I can't remember the last time I've cried this much. I cried for an hour before I went to sleep on Wednesday, the day we got the call, but as my dad fell apart there were no room for my tears. Someone had to keep it together. Someone had to downplay the seriousness of what was happening to my mother.
Since I got home last night, after we moved my mother to long-term care, they've been there, just under the surface, demanding to be shed. Demanding that I grieve.
Someone in my spiritual support group posted this about a week ago. I found it very calming last night. I listen to it now as I write this, finding solace in its message of happiness for all beings.
My mother hasn't been happy for a while, slowing isolating herself in our house. My siblings have taken this as signs of Alzheimer's, a logical conclusion since my mother has been diagnosed with dementia. However, depression has the same signs. Who could blame her? My father had become a ball of anger, flipping out at her at the slightest thing. Why wouldn't she want to retreat from the world?
Since this process has started, my dad has taken to being very affectionate with her. He still had his moments of flipping out, usually at night when my mom got fussy and he got frustrated. Even those times were lower in severity and they've been infrequent. I'm convinced this change has made a difference. She has made such great strides since the state she was in when she got home from the hospital.
However, 7 weeks later, she was still in a hospital bed in our living room. She still wasn't mobile enough to get to the bathroom or to sit up without help. While she recognized us all again, her short-term memory was still shot. We had personal support workers for 4 hours a day (with the rest of the day covered by my father or myself) and physiotherapist coming in once a week and that was about to run out.
Even when she was resting, I still listened for her, a habit I got into months before she even ended up in the hospital for the second year in a row because of an UTI. An 8 hour night of sleep not born of extreme exhaustion is a distant memory.
This situation was not sustainable. I know this. I'm happy to no longer be her caregiver. But the other side of this is taking my mother away from her home, reducing her belongings to a few things that will fit in her small shared room. (Mom's memory loss helped us here as she hasn't remember all the crap she has accumulated and we've gotten rid of a lot of it.) Having to lie to her face about it. (We were advised against telling her the truth by the people at the facility and based on her reaction when she heard it suggested to me at the hospital, it was the lessor of two evils.) And to watch her lively self yesterday interact with her fellow residents and have so few able to respond to her.

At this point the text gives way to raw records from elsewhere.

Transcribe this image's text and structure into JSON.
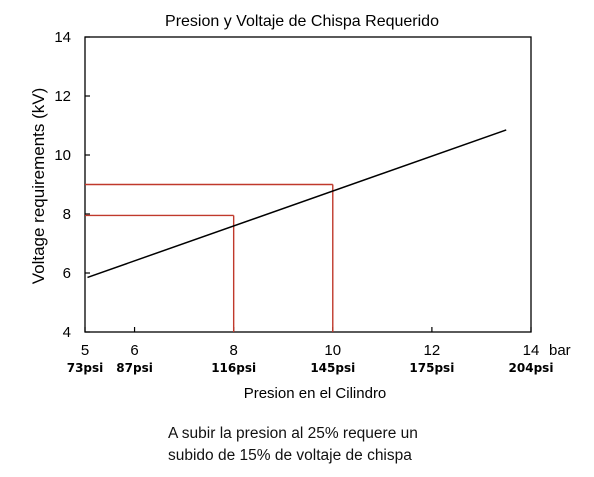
{
  "chart_data": {
    "type": "line",
    "title": "Presion y Voltaje de Chispa Requerido",
    "xlabel": "Presion en el Cilindro",
    "ylabel": "Voltage requirements (kV)",
    "x_unit": "bar",
    "xlim": [
      5,
      14
    ],
    "ylim": [
      4,
      14
    ],
    "x_ticks": [
      5,
      6,
      8,
      10,
      12,
      14
    ],
    "y_ticks": [
      4,
      6,
      8,
      10,
      12,
      14
    ],
    "x_tick_labels": [
      "5",
      "6",
      "8",
      "10",
      "12",
      "14"
    ],
    "y_tick_labels": [
      "4",
      "6",
      "8",
      "10",
      "12",
      "14"
    ],
    "psi_labels": [
      "73psi",
      "87psi",
      "116psi",
      "145psi",
      "175psi",
      "204psi"
    ],
    "grid": false,
    "series": [
      {
        "x": [
          5.05,
          13.5
        ],
        "y": [
          5.85,
          10.85
        ],
        "color": "#000000"
      }
    ],
    "reference_points": [
      {
        "x": 8,
        "y": 7.95,
        "color": "#c0392b"
      },
      {
        "x": 10,
        "y": 9.0,
        "color": "#c0392b"
      }
    ]
  },
  "annotation": {
    "line1": "A subir la presion al 25% requere un",
    "line2": "subido de 15% de voltaje de chispa"
  }
}
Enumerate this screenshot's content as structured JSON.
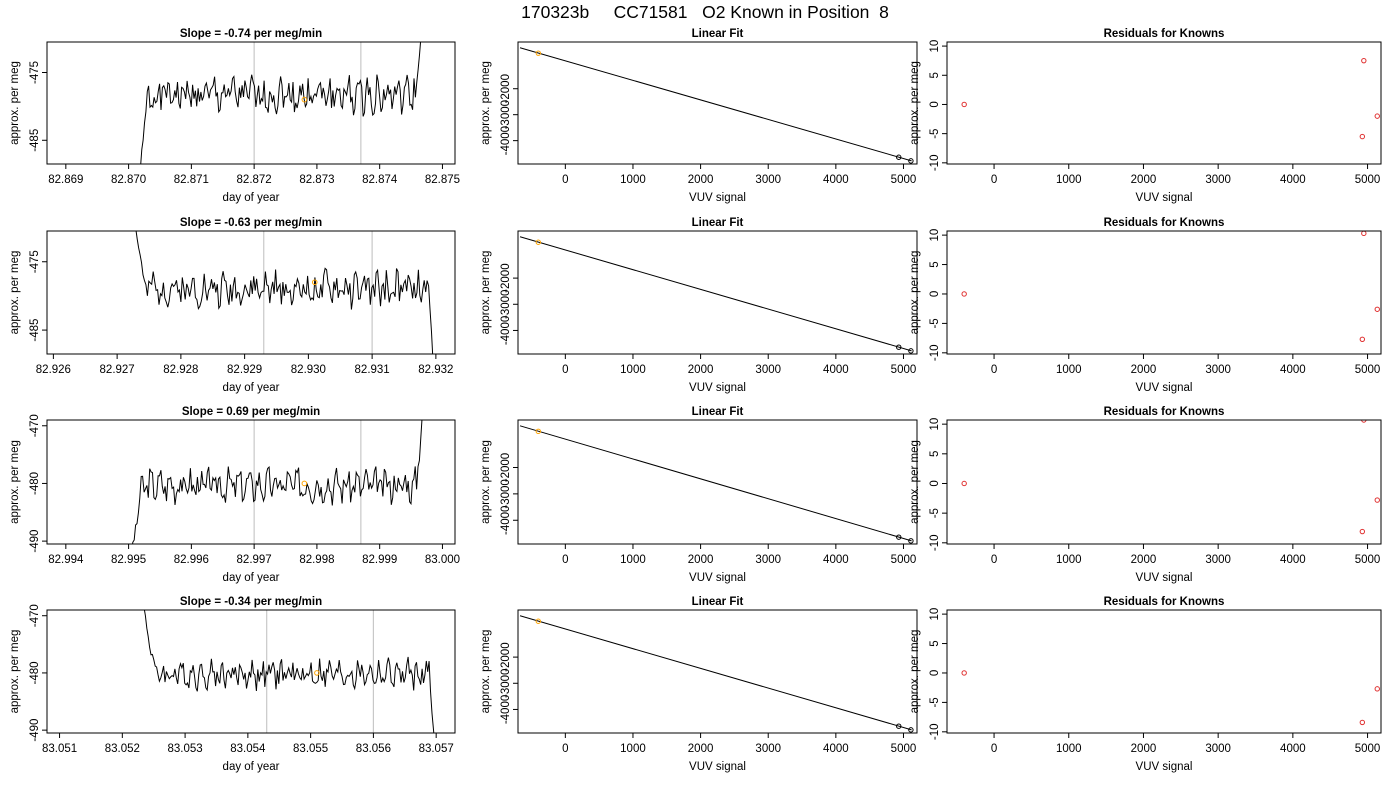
{
  "page": {
    "title": "170323b     CC71581   O2 Known in Position  8"
  },
  "colors": {
    "trace": "#000000",
    "vline": "#c8c8c8",
    "highlight": "#ffa500",
    "residual": "#e03030",
    "frame": "#000000"
  },
  "chart_data": [
    {
      "type": "line",
      "panel": "time-series",
      "title": "Slope =  -0.74  per meg/min",
      "xlabel": "day of year",
      "ylabel": "approx. per meg",
      "xlim": [
        82.8687,
        82.8752
      ],
      "ylim": [
        -488.5,
        -470.5
      ],
      "xticks": [
        "82.869",
        "82.870",
        "82.871",
        "82.872",
        "82.873",
        "82.874",
        "82.875"
      ],
      "xtick_values": [
        82.869,
        82.87,
        82.871,
        82.872,
        82.873,
        82.874,
        82.875
      ],
      "yticks": [
        "-475",
        "-485"
      ],
      "ytick_values": [
        -475,
        -485
      ],
      "vlines": [
        82.872,
        82.8737
      ],
      "highlight_point": {
        "x": 82.8728,
        "y": -479
      },
      "trace": {
        "x_start": 82.8701,
        "x_end": 82.8747,
        "base": -478.3,
        "noise": 2.2,
        "start_y": -495,
        "end_y": -462,
        "seed": 1
      }
    },
    {
      "type": "scatter",
      "panel": "linear-fit",
      "title": "Linear Fit",
      "xlabel": "VUV signal",
      "ylabel": "approx. per meg",
      "xlim": [
        -700,
        5200
      ],
      "ylim": [
        -4900,
        -200
      ],
      "xticks": [
        "0",
        "1000",
        "2000",
        "3000",
        "4000",
        "5000"
      ],
      "xtick_values": [
        0,
        1000,
        2000,
        3000,
        4000,
        5000
      ],
      "yticks": [
        "-2000",
        "-3000",
        "-4000"
      ],
      "ytick_values": [
        -2000,
        -3000,
        -4000
      ],
      "line": {
        "x": [
          -670,
          5120
        ],
        "y": [
          -420,
          -4780
        ]
      },
      "points": [
        {
          "x": -400,
          "y": -630,
          "color": "orange"
        },
        {
          "x": 4930,
          "y": -4640,
          "color": "black"
        },
        {
          "x": 5110,
          "y": -4780,
          "color": "black"
        }
      ]
    },
    {
      "type": "scatter",
      "panel": "residuals",
      "title": "Residuals for Knowns",
      "xlabel": "VUV signal",
      "ylabel": "approx. per meg",
      "xlim": [
        -630,
        5180
      ],
      "ylim": [
        -10.2,
        10.7
      ],
      "xticks": [
        "0",
        "1000",
        "2000",
        "3000",
        "4000",
        "5000"
      ],
      "xtick_values": [
        0,
        1000,
        2000,
        3000,
        4000,
        5000
      ],
      "yticks": [
        "10",
        "5",
        "0",
        "-5",
        "-10"
      ],
      "ytick_values": [
        10,
        5,
        0,
        -5,
        -10
      ],
      "points": [
        {
          "x": -400,
          "y": 0
        },
        {
          "x": 4950,
          "y": 7.5
        },
        {
          "x": 5130,
          "y": -2
        },
        {
          "x": 4930,
          "y": -5.5
        }
      ]
    },
    {
      "type": "line",
      "panel": "time-series",
      "title": "Slope =  -0.63  per meg/min",
      "xlabel": "day of year",
      "ylabel": "approx. per meg",
      "xlim": [
        82.9259,
        82.9323
      ],
      "ylim": [
        -488.5,
        -470.5
      ],
      "xticks": [
        "82.926",
        "82.927",
        "82.928",
        "82.929",
        "82.930",
        "82.931",
        "82.932"
      ],
      "xtick_values": [
        82.926,
        82.927,
        82.928,
        82.929,
        82.93,
        82.931,
        82.932
      ],
      "yticks": [
        "-475",
        "-485"
      ],
      "ytick_values": [
        -475,
        -485
      ],
      "vlines": [
        82.9293,
        82.931
      ],
      "highlight_point": {
        "x": 82.9301,
        "y": -478
      },
      "trace": {
        "x_start": 82.9272,
        "x_end": 82.932,
        "base": -479,
        "noise": 2.0,
        "start_y": -463,
        "end_y": -495,
        "seed": 2
      }
    },
    {
      "type": "scatter",
      "panel": "linear-fit",
      "title": "Linear Fit",
      "xlabel": "VUV signal",
      "ylabel": "approx. per meg",
      "xlim": [
        -700,
        5200
      ],
      "ylim": [
        -4900,
        -200
      ],
      "xticks": [
        "0",
        "1000",
        "2000",
        "3000",
        "4000",
        "5000"
      ],
      "xtick_values": [
        0,
        1000,
        2000,
        3000,
        4000,
        5000
      ],
      "yticks": [
        "-2000",
        "-3000",
        "-4000"
      ],
      "ytick_values": [
        -2000,
        -3000,
        -4000
      ],
      "line": {
        "x": [
          -670,
          5120
        ],
        "y": [
          -420,
          -4780
        ]
      },
      "points": [
        {
          "x": -400,
          "y": -630,
          "color": "orange"
        },
        {
          "x": 4930,
          "y": -4640,
          "color": "black"
        },
        {
          "x": 5110,
          "y": -4780,
          "color": "black"
        }
      ]
    },
    {
      "type": "scatter",
      "panel": "residuals",
      "title": "Residuals for Knowns",
      "xlabel": "VUV signal",
      "ylabel": "approx. per meg",
      "xlim": [
        -630,
        5180
      ],
      "ylim": [
        -10.2,
        10.7
      ],
      "xticks": [
        "0",
        "1000",
        "2000",
        "3000",
        "4000",
        "5000"
      ],
      "xtick_values": [
        0,
        1000,
        2000,
        3000,
        4000,
        5000
      ],
      "yticks": [
        "10",
        "5",
        "0",
        "-5",
        "-10"
      ],
      "ytick_values": [
        10,
        5,
        0,
        -5,
        -10
      ],
      "points": [
        {
          "x": -400,
          "y": 0
        },
        {
          "x": 4950,
          "y": 10.3
        },
        {
          "x": 5130,
          "y": -2.6
        },
        {
          "x": 4930,
          "y": -7.7
        }
      ]
    },
    {
      "type": "line",
      "panel": "time-series",
      "title": "Slope =  0.69  per meg/min",
      "xlabel": "day of year",
      "ylabel": "approx. per meg",
      "xlim": [
        82.9937,
        83.0002
      ],
      "ylim": [
        -490.5,
        -469
      ],
      "xticks": [
        "82.994",
        "82.995",
        "82.996",
        "82.997",
        "82.998",
        "82.999",
        "83.000"
      ],
      "xtick_values": [
        82.994,
        82.995,
        82.996,
        82.997,
        82.998,
        82.999,
        83.0
      ],
      "yticks": [
        "-470",
        "-480",
        "-490"
      ],
      "ytick_values": [
        -470,
        -480,
        -490
      ],
      "vlines": [
        82.997,
        82.9987
      ],
      "highlight_point": {
        "x": 82.9978,
        "y": -480
      },
      "trace": {
        "x_start": 82.995,
        "x_end": 82.9997,
        "base": -480.3,
        "noise": 2.3,
        "start_y": -495,
        "end_y": -465,
        "seed": 3
      }
    },
    {
      "type": "scatter",
      "panel": "linear-fit",
      "title": "Linear Fit",
      "xlabel": "VUV signal",
      "ylabel": "approx. per meg",
      "xlim": [
        -700,
        5200
      ],
      "ylim": [
        -4900,
        -200
      ],
      "xticks": [
        "0",
        "1000",
        "2000",
        "3000",
        "4000",
        "5000"
      ],
      "xtick_values": [
        0,
        1000,
        2000,
        3000,
        4000,
        5000
      ],
      "yticks": [
        "-2000",
        "-3000",
        "-4000"
      ],
      "ytick_values": [
        -2000,
        -3000,
        -4000
      ],
      "line": {
        "x": [
          -670,
          5120
        ],
        "y": [
          -420,
          -4780
        ]
      },
      "points": [
        {
          "x": -400,
          "y": -630,
          "color": "orange"
        },
        {
          "x": 4930,
          "y": -4640,
          "color": "black"
        },
        {
          "x": 5110,
          "y": -4780,
          "color": "black"
        }
      ]
    },
    {
      "type": "scatter",
      "panel": "residuals",
      "title": "Residuals for Knowns",
      "xlabel": "VUV signal",
      "ylabel": "approx. per meg",
      "xlim": [
        -630,
        5180
      ],
      "ylim": [
        -10.2,
        10.7
      ],
      "xticks": [
        "0",
        "1000",
        "2000",
        "3000",
        "4000",
        "5000"
      ],
      "xtick_values": [
        0,
        1000,
        2000,
        3000,
        4000,
        5000
      ],
      "yticks": [
        "10",
        "5",
        "0",
        "-5",
        "-10"
      ],
      "ytick_values": [
        10,
        5,
        0,
        -5,
        -10
      ],
      "points": [
        {
          "x": -400,
          "y": 0
        },
        {
          "x": 4950,
          "y": 10.7
        },
        {
          "x": 5130,
          "y": -2.8
        },
        {
          "x": 4930,
          "y": -8.1
        }
      ]
    },
    {
      "type": "line",
      "panel": "time-series",
      "title": "Slope =  -0.34  per meg/min",
      "xlabel": "day of year",
      "ylabel": "approx. per meg",
      "xlim": [
        83.0508,
        83.0573
      ],
      "ylim": [
        -490.5,
        -469
      ],
      "xticks": [
        "83.051",
        "83.052",
        "83.053",
        "83.054",
        "83.055",
        "83.056",
        "83.057"
      ],
      "xtick_values": [
        83.051,
        83.052,
        83.053,
        83.054,
        83.055,
        83.056,
        83.057
      ],
      "yticks": [
        "-470",
        "-480",
        "-490"
      ],
      "ytick_values": [
        -470,
        -480,
        -490
      ],
      "vlines": [
        83.0543,
        83.056
      ],
      "highlight_point": {
        "x": 83.0551,
        "y": -480
      },
      "trace": {
        "x_start": 83.0523,
        "x_end": 83.057,
        "base": -480.2,
        "noise": 2.0,
        "start_y": -466,
        "end_y": -495,
        "seed": 4
      }
    },
    {
      "type": "scatter",
      "panel": "linear-fit",
      "title": "Linear Fit",
      "xlabel": "VUV signal",
      "ylabel": "approx. per meg",
      "xlim": [
        -700,
        5200
      ],
      "ylim": [
        -4900,
        -200
      ],
      "xticks": [
        "0",
        "1000",
        "2000",
        "3000",
        "4000",
        "5000"
      ],
      "xtick_values": [
        0,
        1000,
        2000,
        3000,
        4000,
        5000
      ],
      "yticks": [
        "-2000",
        "-3000",
        "-4000"
      ],
      "ytick_values": [
        -2000,
        -3000,
        -4000
      ],
      "line": {
        "x": [
          -670,
          5120
        ],
        "y": [
          -420,
          -4780
        ]
      },
      "points": [
        {
          "x": -400,
          "y": -630,
          "color": "orange"
        },
        {
          "x": 4930,
          "y": -4640,
          "color": "black"
        },
        {
          "x": 5110,
          "y": -4780,
          "color": "black"
        }
      ]
    },
    {
      "type": "scatter",
      "panel": "residuals",
      "title": "Residuals for Knowns",
      "xlabel": "VUV signal",
      "ylabel": "approx. per meg",
      "xlim": [
        -630,
        5180
      ],
      "ylim": [
        -10.2,
        10.7
      ],
      "xticks": [
        "0",
        "1000",
        "2000",
        "3000",
        "4000",
        "5000"
      ],
      "xtick_values": [
        0,
        1000,
        2000,
        3000,
        4000,
        5000
      ],
      "yticks": [
        "10",
        "5",
        "0",
        "-5",
        "-10"
      ],
      "ytick_values": [
        10,
        5,
        0,
        -5,
        -10
      ],
      "points": [
        {
          "x": -400,
          "y": 0
        },
        {
          "x": 5130,
          "y": -2.7
        },
        {
          "x": 4930,
          "y": -8.4
        }
      ]
    }
  ]
}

Hopefully now that she's there the staff will have her interact with people from other sections of the residence and feed her love of singing. Hopefully having physio 3 times a week will keep her mobile and engaged. Hopefully the cutting edge dementia philosophy the facility has will improve her memory or at least halt the loss progress.
In You Can Heal Your Life, Louise Hay suggests that the thought and emotional issues behind the disease is a refusal to deal with the world as it is, feelings of hopelessness and anger. (Just to clarify, despite popular belief, this is not victim-blaming. These patterns have to do with subconscious programming that we're not aware of. These thoughts and feelings in turn create physical processes in the body that the disease comes out of. Changing those patterns can bring relief of symptoms and in some cases eradicate the illness completely. However, no one is a failure if they are still ill after doing the work on the patterns as environmental and other physical factors come into play as well.) That certainly fits the situation my mother has been in.
But now she has her loving husband back who is no longer getting frustrated because what he can do for her is not enough. And hopefully she'll have friends and her singing and things to do that will make her happy. So I'm going to print out the affirmation Louise Hay suggests for dementia & Alzheimer's and put in on the side of the dresser so she can see it before she goes to bed and when she wakes:
I am in my perfect place and I am safe at all times. There is always a new and better way for me to experience life. I forgive and release the past. I move into joy.Can't hurt and I sincerely believe it can help.
But in the meantime, I grieve. I walk with a limp as my left knee refuses to move forward. (That's the emotion part of a locked knee, and the left side is the feminine side.) I write and I play my keyboard, which feels vital right now in helping me to process.
We will get through this better than we were. My parents will be better off. I will be better off having gone through this. It's all to the good. That is my touchstone and my promise.
PS: As I was writing this, I discovered that someone I know from the Canadian Fringe circuit also has his mother in the same facility. Small world! I laugh at the silly sense of humour of the universe.